In Mohamud v WM Morrison Supermarkets plc the Supreme Court considered whether a supermarket should be held vicariously liable for an employee’s unprovoked violent assault on a customer.
The employee, Mr Khan, worked in one of their petrol kiosks. He was verbally abusive to a customer and then pursued him out of the kiosk where he punched and kicked him to the ground. Despite the unprovoked and violent nature of his acts, and the fact that his role did not involve a clear possibility of confrontation or violence, the Supreme Court found that there was a sufficiently close connection between the assault and the employee’s job of attending to customers, such that the employer should be held vicariously liable for the victim’s personal injury claim.
In Cox v Ministry of Justice the Supreme Court considered whether the Ministry of Justice was vicariously liable for the negligence of a prisoner who, while working in the prison kitchens, had dropped a sack of rice causing injury to an employee of the prison.
The Ministry of Justice argued that compulsory prison work did not give rise to a relationship akin to employment and that they should not be liable. In a unanimous decision, and following previous authorities in this area, the Court demonstrated that vicarious liability can extend beyond the traditional employment relationship.
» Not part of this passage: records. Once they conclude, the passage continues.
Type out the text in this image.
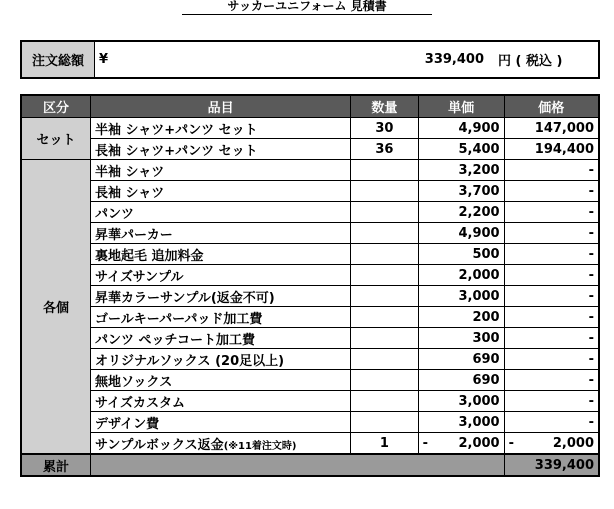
サッカーユニフォーム 見積書
注文総額	¥	339,400	円 ( 税込 )
区分	品目	数量	単価	価格
セット	半袖 シャツ+パンツ セット	30	4,900	147,000
	長袖 シャツ+パンツ セット	36	5,400	194,400
各個	半袖 シャツ		3,200	-
	長袖 シャツ		3,700	-
	パンツ		2,200	-
	昇華パーカー		4,900	-
	裏地起毛 追加料金		500	-
	サイズサンプル		2,000	-
	昇華カラーサンプル(返金不可)		3,000	-
	ゴールキーパーパッド加工費		200	-
	パンツ ペッチコート加工費		300	-
	オリジナルソックス (20足以上)		690	-
	無地ソックス		690	-
	サイズカスタム		3,000	-
	デザイン費		3,000	-
	サンプルボックス返金(※11着注文時)	1	- 2,000	- 2,000

累計				339,400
In principle a relationship is capable of giving rise to vicarious liability where an individual carries on activities for the defendant’s benefit as an integral part of its business, and where the defendant, in assigning those activities to the individual, has created a risk of the tort being committed.
These cases highlight that employers can be held liable for the actions of individuals working for them even in cases where those actions are unauthorised or out of their control. Although this is not good news for employers, having a strong focus on training, with clear rules on acceptable conduct in the workplace will place you in a better position to defend claims such as this.